Nie od dziś wiadomo, że Rosjanie, poza zamiłowaniem do luksusu, mają też słabość do technologii militarnej. Gdzie indziej, jak nie w Rosji mógł więc powstać Bentley Continental GT w wersji gąsienicowej. Proces budowy pojazdu można prześledzić na youtubowym kanale AcademeG. Oczywiście, dla prawdziwych miłośników marki, to jak potraktowano nobliwe, brytyjskie GT może zakrawać na świętokradztwo – auto nie tylko zostało pozbawione kół, ale też i oryginalnego silnika V12.

Zamiast niego pod maską wylądowała jednostka V8 z Toyoty Crown. Na pocieszenie – samochód będący bazą do wykonania projektu nie był „nówką” z salonu, egzemplarz wymagał poważnych i kosztownych napraw. Oryginalny, 6-litrowy silnik nie był na chodzie, potrzebował co najmniej nowych turbosprężarek, zamiana na sprawną, japońską jednostkę była z pewnością tańszym rozwiązaniem.

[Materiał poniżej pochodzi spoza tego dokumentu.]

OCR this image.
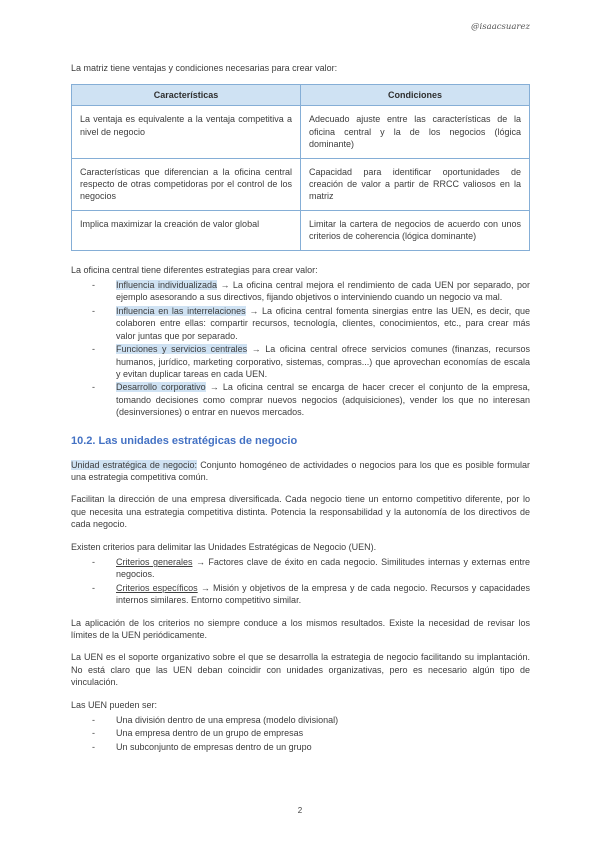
@isaacsuarez

La matriz tiene ventajas y condiciones necesarias para crear valor:

Características	Condiciones
La ventaja es equivalente a la ventaja competitiva a nivel de negocio	Adecuado ajuste entre las características de la oficina central y la de los negocios (lógica dominante)
Características que diferencian a la oficina central respecto de otras competidoras por el control de los negocios	Capacidad para identificar oportunidades de creación de valor a partir de RRCC valiosos en la matriz
Implica maximizar la creación de valor global	Limitar la cartera de negocios de acuerdo con unos criterios de coherencia (lógica dominante)

La oficina central tiene diferentes estrategias para crear valor:

-	Influencia individualizada → La oficina central mejora el rendimiento de cada UEN por separado, por ejemplo asesorando a sus directivos, fijando objetivos o interviniendo cuando un negocio va mal.
-	Influencia en las interrelaciones → La oficina central fomenta sinergias entre las UEN, es decir, que colaboren entre ellas: compartir recursos, tecnología, clientes, conocimientos, etc., para crear más valor juntas que por separado.
-	Funciones y servicios centrales → La oficina central ofrece servicios comunes (finanzas, recursos humanos, jurídico, marketing corporativo, sistemas, compras...) que aprovechan economías de escala y evitan duplicar tareas en cada UEN.
-	Desarrollo corporativo → La oficina central se encarga de hacer crecer el conjunto de la empresa, tomando decisiones como comprar nuevos negocios (adquisiciones), vender los que no interesan (desinversiones) o entrar en nuevos mercados.
10.2. Las unidades estratégicas de negocio

Unidad estratégica de negocio: Conjunto homogéneo de actividades o negocios para los que es posible formular una estrategia competitiva común.

Facilitan la dirección de una empresa diversificada. Cada negocio tiene un entorno competitivo diferente, por lo que necesita una estrategia competitiva distinta. Potencia la responsabilidad y la autonomía de los directivos de cada negocio.

Existen criterios para delimitar las Unidades Estratégicas de Negocio (UEN).

-	Criterios generales → Factores clave de éxito en cada negocio. Similitudes internas y externas entre negocios.
-	Criterios específicos → Misión y objetivos de la empresa y de cada negocio. Recursos y capacidades internos similares. Entorno competitivo similar.

La aplicación de los criterios no siempre conduce a los mismos resultados. Existe la necesidad de revisar los límites de la UEN periódicamente.

La UEN es el soporte organizativo sobre el que se desarrolla la estrategia de negocio facilitando su implantación. No está claro que las UEN deban coincidir con unidades organizativas, pero es necesario algún tipo de vinculación.

Las UEN pueden ser:

-	Una división dentro de una empresa (modelo divisional)
-	Una empresa dentro de un grupo de empresas
-	Un subconjunto de empresas dentro de un grupo
2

Bentley Ultratank - na gąsieniacach, ale wnętrze bez zmian

Oczywiście, zamontowanie gąsienicowego podwozia wspartego na specjalnie w tym celu wykonanej ramie na pewno nie było tańsze od doprowadzenia do właściwego stanu oryginalnego oryginalnego zawieszenia – to naprawdę pracochłonne zadanie. Co ciekawe, konstruktorom udało się dosyć sprawnie połączyć gąsienicowy układ jezdny ze sterowaniem za pomocą oryginalnej kierownicy. Dla niewtajemniczonych: większość klasycznych pojazdów gąsienicowych zamiast kierownicy ma dwie dźwignie sterujące. Pociągnięcie dźwigni powoduje zwolnienie lub zatrzymanie gąsienicy po jednej stronie pojazdu, a co za tym idzie skręt w daną stronę – tu jazdy nie trzeba się uczyć na nowo, bo kierowca może operować klasyczną kierownicą.

Poza kierownicą pojazd zachowa też eleganckie, klasyczne wnętrze Bentleya, choć raczej nie można mu wróżyć długiego życia – auto zostało pozbawione drzwi, bo gąsienice i tak uniemożliwiały by ich otwieranie.

Bentley Ultratank? To tylko zabawka, Rosjanie potrafią zrobić to lepiej

Jak widać po nagraniach z Youtube, frajda z jazdy gąsienicowym Bentleyem jest olbrzymia. Tyle, że nazwa jest mocno na wyrost, bo konstruktorzy zapomnieli o tym, co w czołgu najważniejsze, czyli o solidnym opancerzeniu (ponoć w Rosji się przydaje) i jakimkolwiek uzbrojeniu. W kłopotliwej sytuacji kierowcy Ultratanka pozostaje więc szybka ucieczka, do czego pojazd ten nadaje się doskonale – zawraca niemal w miejscu i radzi sobie nawet w najtrudniejszym terenie. To jedna. Można się więc spodziewać, że na jednym egzemplarzu historia tego pojazdu się skończy.

Kombat T98 – prawdziwy wóz opancerzony dla bogatych

Gdyby ktoś jednak poszukiwał poważniejszego pojazdu, który bardziej zasługuje na miano „czołgu”, to na rosyjskim rynku sporą popularność zyskał model Kombat T98 – wóz opancerzony, który można kupić w wersji naprawdę luksusowej, a przy tym szybkiej i bezpiecznej. W topowej odmianie T98 ma opancerzenie klasy B7, odporne na ostrzał z broni maszynowej, a nawet karabinów wielkokalibrowych i ma zabezpieczać pasażerów nawet przed skutkami najechania na minę.

T98 Foto: YotuTube
T98

W zależności od silnika (do napędu używane są benzynowe i wysokoprężne silniki pochodzące z koncernu General Motors) pancerny, luksusowy SUV może się rozpędzać nawet do 180 km/h. Dla „odpowiednich” klientów T98 może być wyposażony w karabiny maszynowe i wyrzutnie granatów dymnych ułatwiających bezpieczny odwrót, gdyby sytuacja wymknęła się spod kontroli. Ile taka przyjemność kosztuje? Kombat T98 gra w tej samej lidze co Bentley Bentayga.